This blog was provided by EPSA USA, a premier sponsor of the PICPA.
By Alexis Martin
As tax returns are being prepared this spring, we at EPSA are fielding lots of questions about the changes to Internal Revenue Code Section 174 that took effect with tax year 2022. These changes were part of the 2017 Tax Cuts and Jobs Act (TCJA) and, honestly, most industry professionals had been expecting the Section 174 changes to have gone away by now. But here we are in 2023, the alterations don’t appear to be going anywhere.
Basically, one of the TCJA’s major changes was to Section 174 (a), which eliminated the ability of taxpayers to immediately deduct specified research and experimental expenses and required taxpayers to amortize these expenses over five years (or 15 years for foreign expenses). In late 2022, the IRS issued Revenue Procedure 2023-11 to provide guidelines for the necessary accounting changes for taxpayers to comply with these changes.
Section 174 (a) expenses are more expansive than what is included in Section 41’s Credit for Increasing Research Activities, more commonly referred to as the R&D credit. Because Section 174 discusses “research or experimental expenditures,” the two sections are often conflated. It is important to note that not all Section 174 expenses qualify for the R&D credit, including foreign research, patent-related expenses, and indirect expenses such as overhead and rent. However, a significant amount of the expenses are eligible for the R&D credit, including wage expenses and outside contractor expenses. Many companies in manufacturing, software and technology, engineering, and architecture are likely to have Section 174 (a) expenses to consider.

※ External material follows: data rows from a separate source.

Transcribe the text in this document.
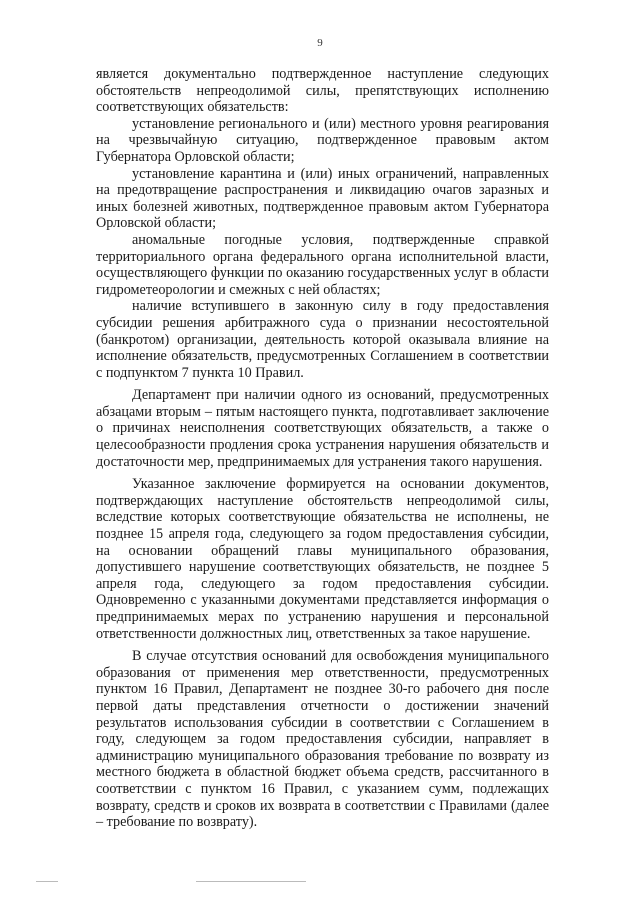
9

является документально подтвержденное наступление следующих обстоятельств непреодолимой силы, препятствующих исполнению соответствующих обязательств:

установление регионального и (или) местного уровня реагирования на чрезвычайную ситуацию, подтвержденное правовым актом Губернатора Орловской области;

установление карантина и (или) иных ограничений, направленных на предотвращение распространения и ликвидацию очагов заразных и иных болезней животных, подтвержденное правовым актом Губернатора Орловской области;

аномальные погодные условия, подтвержденные справкой территориального органа федерального органа исполнительной власти, осуществляющего функции по оказанию государственных услуг в области гидрометеорологии и смежных с ней областях;

наличие вступившего в законную силу в году предоставления субсидии решения арбитражного суда о признании несостоятельной (банкротом) организации, деятельность которой оказывала влияние на исполнение обязательств, предусмотренных Соглашением в соответствии с подпунктом 7 пункта 10 Правил.

Департамент при наличии одного из оснований, предусмотренных абзацами вторым – пятым настоящего пункта, подготавливает заключение о причинах неисполнения соответствующих обязательств, а также о целесообразности продления срока устранения нарушения обязательств и достаточности мер, предпринимаемых для устранения такого нарушения.

Указанное заключение формируется на основании документов, подтверждающих наступление обстоятельств непреодолимой силы, вследствие которых соответствующие обязательства не исполнены, не позднее 15 апреля года, следующего за годом предоставления субсидии, на основании обращений главы муниципального образования, допустившего нарушение соответствующих обязательств, не позднее 5 апреля года, следующего за годом предоставления субсидии. Одновременно с указанными документами представляется информация о предпринимаемых мерах по устранению нарушения и персональной ответственности должностных лиц, ответственных за такое нарушение.

В случае отсутствия оснований для освобождения муниципального образования от применения мер ответственности, предусмотренных пунктом 16 Правил, Департамент не позднее 30-го рабочего дня после первой даты представления отчетности о достижении значений результатов использования субсидии в соответствии с Соглашением в году, следующем за годом предоставления субсидии, направляет в администрацию муниципального образования требование по возврату из местного бюджета в областной бюджет объема средств, рассчитанного в соответствии с пунктом 16 Правил, с указанием сумм, подлежащих возврату, средств и сроков их возврата в соответствии с Правилами (далее – требование по возврату).
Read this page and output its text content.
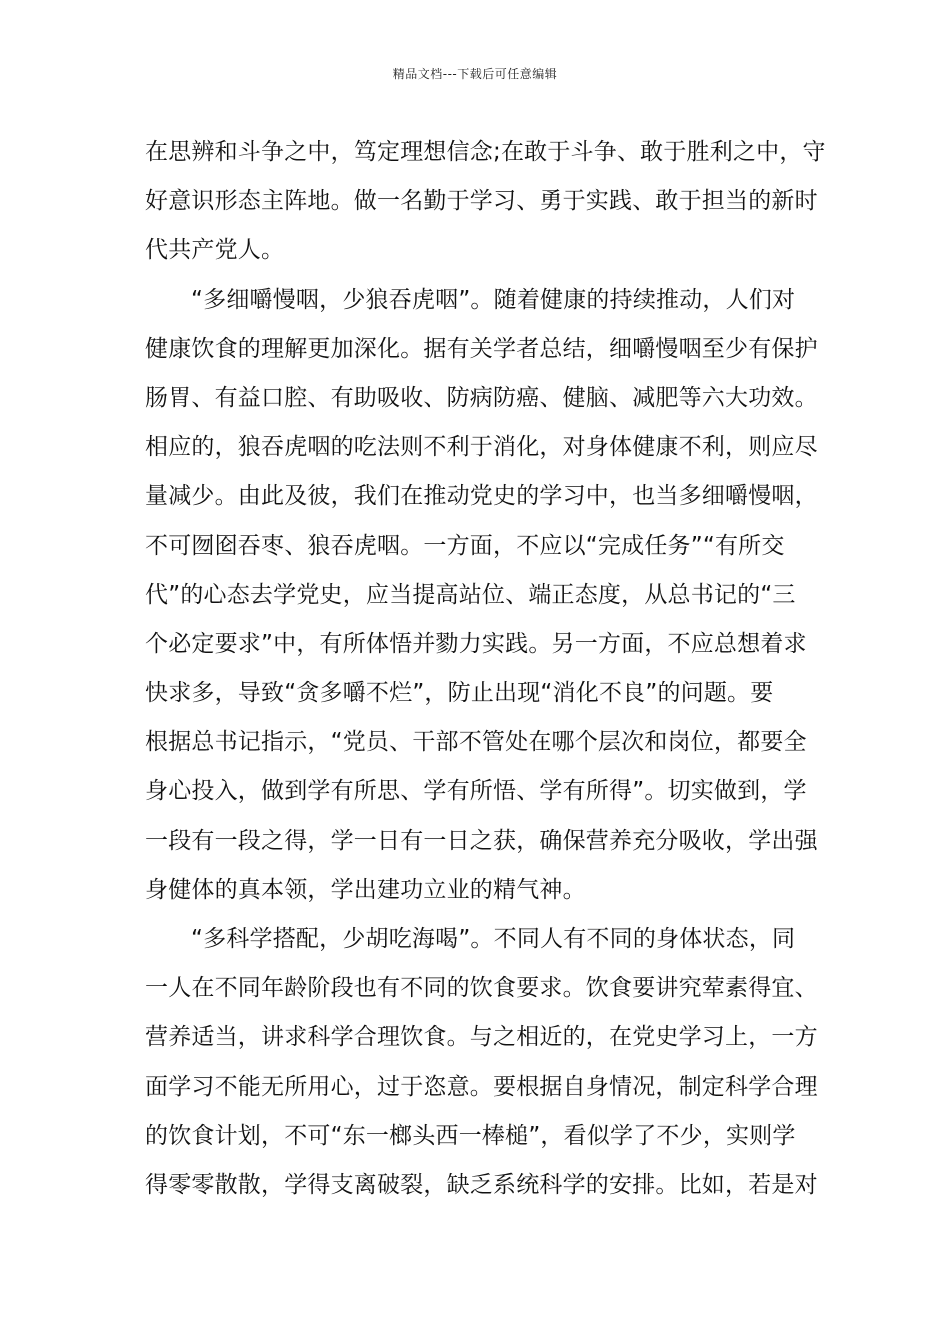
精品文档---下载后可任意编辑
在思辨和斗争之中，笃定理想信念;在敢于斗争、敢于胜利之中，守
好意识形态主阵地。做一名勤于学习、勇于实践、敢于担当的新时
代共产党人。
“多细嚼慢咽，少狼吞虎咽”。随着健康的持续推动，人们对
健康饮食的理解更加深化。据有关学者总结，细嚼慢咽至少有保护
肠胃、有益口腔、有助吸收、防病防癌、健脑、减肥等六大功效。
相应的，狼吞虎咽的吃法则不利于消化，对身体健康不利，则应尽
量减少。由此及彼，我们在推动党史的学习中，也当多细嚼慢咽，
不可囫囵吞枣、狼吞虎咽。一方面，不应以“完成任务”“有所交
代”的心态去学党史，应当提高站位、端正态度，从总书记的“三
个必定要求”中，有所体悟并勠力实践。另一方面，不应总想着求
快求多，导致“贪多嚼不烂”，防止出现“消化不良”的问题。要
根据总书记指示，“党员、干部不管处在哪个层次和岗位，都要全
身心投入，做到学有所思、学有所悟、学有所得”。切实做到，学
一段有一段之得，学一日有一日之获，确保营养充分吸收，学出强
身健体的真本领，学出建功立业的精气神。
“多科学搭配，少胡吃海喝”。不同人有不同的身体状态，同
一人在不同年龄阶段也有不同的饮食要求。饮食要讲究荤素得宜、
营养适当，讲求科学合理饮食。与之相近的，在党史学习上，一方
面学习不能无所用心，过于恣意。要根据自身情况，制定科学合理
的饮食计划，不可“东一榔头西一棒槌”，看似学了不少，实则学
得零零散散，学得支离破裂，缺乏系统科学的安排。比如，若是对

Because the Section 174 changes may result in an increase in taxable income, Section 41’s Credit for Increasing Research Activities is now more valuable than ever. This credit is still immediately available (as opposed to amortizing over five years) to reduce the amount of tax liability a taxpayer has. If you already claim expenses under Section 174, you’ll likely meet most of the requirements of Section 41.